Binary search, but the division point is not (a+b)/2, but the median of the distribution piece from a to b (i.e. round(F ⁻¹ ([F(a) + F(b)]/2)) ; F(·) is a distribution function, stupidly converted from a piecewise constant form into a piecewise linear, spline, or some other).
A little suboptimal, but extremely simple.
Z.Y. This thing is quite optimal for "smooth" distributions. In the general case, it is not optimal - for example, if we have three ages with probabilities of 0.45, 0.1 and 0.45, it is worth asking the first, then the third, and even with complete bad luck the second (average 1.65 of the request), and not taking the average , and then the first or second (average 1.9 requests).

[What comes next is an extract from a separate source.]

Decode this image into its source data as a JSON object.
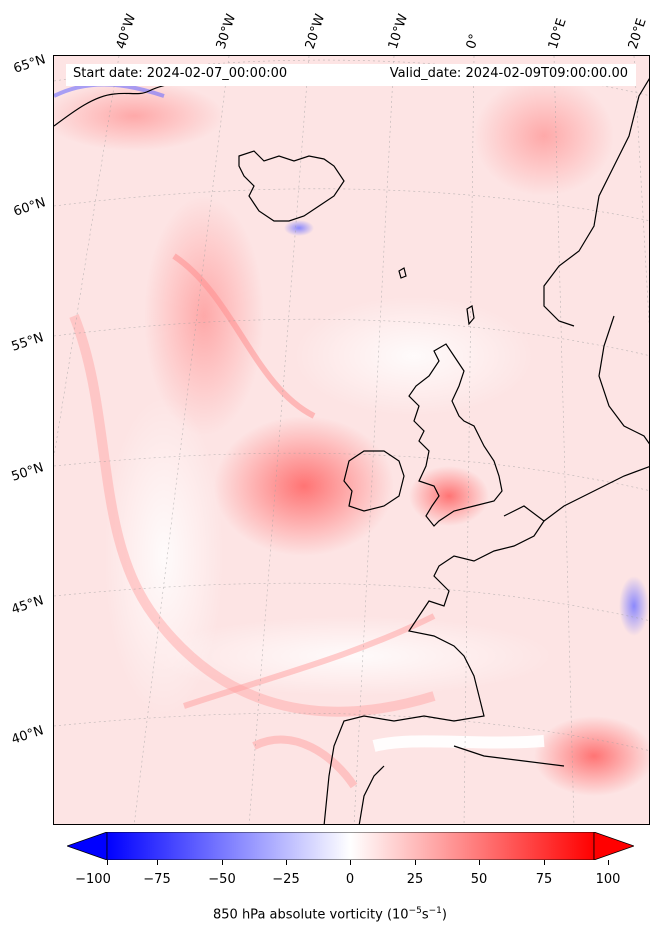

If you need an exact optimum, solve the dynamic programming problem according to the criterion
N[a,b] = min{c} (1 + (N[a,c−1]p[a,c−1] + N[c+1,b]p[c+1,b]) / p[a,b]).
Boundary conditions: for a = b N[a,b] = 1; for a>b N[a,b] = 0.
p[a,b] is the total probability from a to b inclusive; computed as sum[b]−sum[a−1]; sum[i] = sum{x <= i} p(x).
N[0,M] = ?
Or, denoting Q[a,b] as N[a,b]p[a,b],
Q[a,b] = min{c} (p[c] + Q[a,c−1] + Q [c+1,b]).
Since p[0,M] = 1, then Q[0,M] = N[0,M].
Boundary conditions: for a = b Q[a,b] = p[a]; for a>b Q[a,b] = 0.
Q[0,M] = ?
The problem is solved in O(M²) operations. If you need to store all the information in order to scroll through the chain of requests at the right time - O (M²) memory; if you only specify the optimum, you can get by with O(M).

IMHO, for an accurate result - only a binary search, as you do.
All other methods are results with probability.

Try dividing by three)
Well, it would be nice to use distribution statistics to increase the chances.